Juncker’s push towards direct democracy was also unsuccessful. In an EU-wide referendum, Juncker wanted to find out how to deal with the changeover to summer and winter time in the future, but the bloc could not agree on a unanimous decision.
What Juncker is particularly proud of is touting his “Strategic Investment Plan” where up to €500 billion should be raised by 2020 for new projects. However, the European Court of Auditors criticised the initiative as the fund is mainly used by the older core members of the EU and usually only replaced private financing options.
In the fight against tax privileges for large corporations, Juncker’s past as prime minister of a tax haven eventually caught up with him after investigations were launched into how multinational corporations settle in low-tax countries like Juncker’s native Luxembourg.

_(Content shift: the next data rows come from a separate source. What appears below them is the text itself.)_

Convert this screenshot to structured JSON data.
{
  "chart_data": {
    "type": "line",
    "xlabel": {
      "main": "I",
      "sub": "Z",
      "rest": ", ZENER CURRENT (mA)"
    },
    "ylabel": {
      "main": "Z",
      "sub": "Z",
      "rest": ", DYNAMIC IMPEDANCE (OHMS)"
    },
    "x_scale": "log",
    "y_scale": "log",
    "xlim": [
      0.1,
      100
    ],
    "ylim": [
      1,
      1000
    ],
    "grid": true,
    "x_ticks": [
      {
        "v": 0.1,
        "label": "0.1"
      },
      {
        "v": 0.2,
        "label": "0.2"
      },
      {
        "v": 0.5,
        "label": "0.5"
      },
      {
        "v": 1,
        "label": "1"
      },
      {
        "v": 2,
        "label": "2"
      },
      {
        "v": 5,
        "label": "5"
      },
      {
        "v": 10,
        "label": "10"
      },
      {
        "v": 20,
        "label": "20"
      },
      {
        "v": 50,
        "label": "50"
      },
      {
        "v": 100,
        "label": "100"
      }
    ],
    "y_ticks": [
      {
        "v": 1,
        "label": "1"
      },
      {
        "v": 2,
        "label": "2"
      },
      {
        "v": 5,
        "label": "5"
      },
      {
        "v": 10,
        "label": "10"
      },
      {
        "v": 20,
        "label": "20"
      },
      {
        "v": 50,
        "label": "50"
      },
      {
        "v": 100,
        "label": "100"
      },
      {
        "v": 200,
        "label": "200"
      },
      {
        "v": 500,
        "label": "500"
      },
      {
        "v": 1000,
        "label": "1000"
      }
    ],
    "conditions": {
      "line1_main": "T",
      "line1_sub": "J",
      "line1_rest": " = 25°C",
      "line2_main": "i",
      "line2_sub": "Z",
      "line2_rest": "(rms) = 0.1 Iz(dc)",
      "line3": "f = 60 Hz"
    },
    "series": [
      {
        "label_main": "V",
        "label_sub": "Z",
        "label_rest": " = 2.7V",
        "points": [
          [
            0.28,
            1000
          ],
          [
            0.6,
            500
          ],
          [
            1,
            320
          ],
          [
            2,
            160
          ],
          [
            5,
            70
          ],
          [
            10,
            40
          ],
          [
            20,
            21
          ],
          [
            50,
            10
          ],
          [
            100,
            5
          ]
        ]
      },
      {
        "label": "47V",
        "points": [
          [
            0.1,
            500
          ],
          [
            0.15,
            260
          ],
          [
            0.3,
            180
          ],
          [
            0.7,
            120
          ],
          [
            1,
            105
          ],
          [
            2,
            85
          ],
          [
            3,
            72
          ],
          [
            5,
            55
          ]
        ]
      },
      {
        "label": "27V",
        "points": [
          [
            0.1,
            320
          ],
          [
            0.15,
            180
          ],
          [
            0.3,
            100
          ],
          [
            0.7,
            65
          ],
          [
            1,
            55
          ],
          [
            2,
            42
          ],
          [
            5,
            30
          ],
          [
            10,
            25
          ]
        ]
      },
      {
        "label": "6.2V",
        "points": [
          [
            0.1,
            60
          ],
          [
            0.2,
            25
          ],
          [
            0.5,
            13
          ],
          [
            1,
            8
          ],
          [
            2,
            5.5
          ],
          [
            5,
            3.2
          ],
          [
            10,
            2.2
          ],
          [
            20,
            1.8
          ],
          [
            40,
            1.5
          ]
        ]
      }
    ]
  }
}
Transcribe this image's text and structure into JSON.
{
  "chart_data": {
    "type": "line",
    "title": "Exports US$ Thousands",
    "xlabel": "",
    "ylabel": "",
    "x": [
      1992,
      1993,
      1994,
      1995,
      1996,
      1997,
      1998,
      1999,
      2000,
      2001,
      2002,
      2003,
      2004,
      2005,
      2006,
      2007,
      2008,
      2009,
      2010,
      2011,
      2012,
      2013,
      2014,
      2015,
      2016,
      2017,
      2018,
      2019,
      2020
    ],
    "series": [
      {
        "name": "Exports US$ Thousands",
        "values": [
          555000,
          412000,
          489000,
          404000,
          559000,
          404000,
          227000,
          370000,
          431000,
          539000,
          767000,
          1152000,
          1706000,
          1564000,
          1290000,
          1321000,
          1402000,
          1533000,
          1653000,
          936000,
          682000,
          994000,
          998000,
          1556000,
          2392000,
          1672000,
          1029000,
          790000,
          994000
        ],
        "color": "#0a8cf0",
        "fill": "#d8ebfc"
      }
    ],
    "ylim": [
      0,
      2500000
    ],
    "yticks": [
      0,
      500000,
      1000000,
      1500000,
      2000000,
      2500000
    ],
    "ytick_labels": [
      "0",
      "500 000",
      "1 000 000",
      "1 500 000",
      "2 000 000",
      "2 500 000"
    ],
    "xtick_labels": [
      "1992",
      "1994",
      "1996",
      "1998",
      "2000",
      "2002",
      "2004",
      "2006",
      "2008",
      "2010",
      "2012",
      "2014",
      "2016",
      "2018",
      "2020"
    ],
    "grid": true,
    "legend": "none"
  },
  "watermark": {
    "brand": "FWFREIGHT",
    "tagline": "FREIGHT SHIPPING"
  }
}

Juncker will, nevertheless, go down in European history as an effective Commission President. Whether his successor, Ursula von der Leyen, can continue his course remains an open question. Von der Leyen has signalled that climate protection will be a priority for her Commission. It will have to deal both with trade conflicts that are increasing worldwide and with harsher opposition to global free trade agreements. Von der Leyen will also have to deal with the immediate fallout of Britain withdrawal from the EU and, as a result, how to carve out an even more important role for Germany and France in the years to come, while also extending an olive branch to the EU’s many middle and smaller-sized countries.
Juncker always emphasized the role of the smaller EU states. The son of a steelworker, he also had a sense of social balance in his genes. Europe will miss Juncker and he will go down as an important designer and skilful geopolitical player.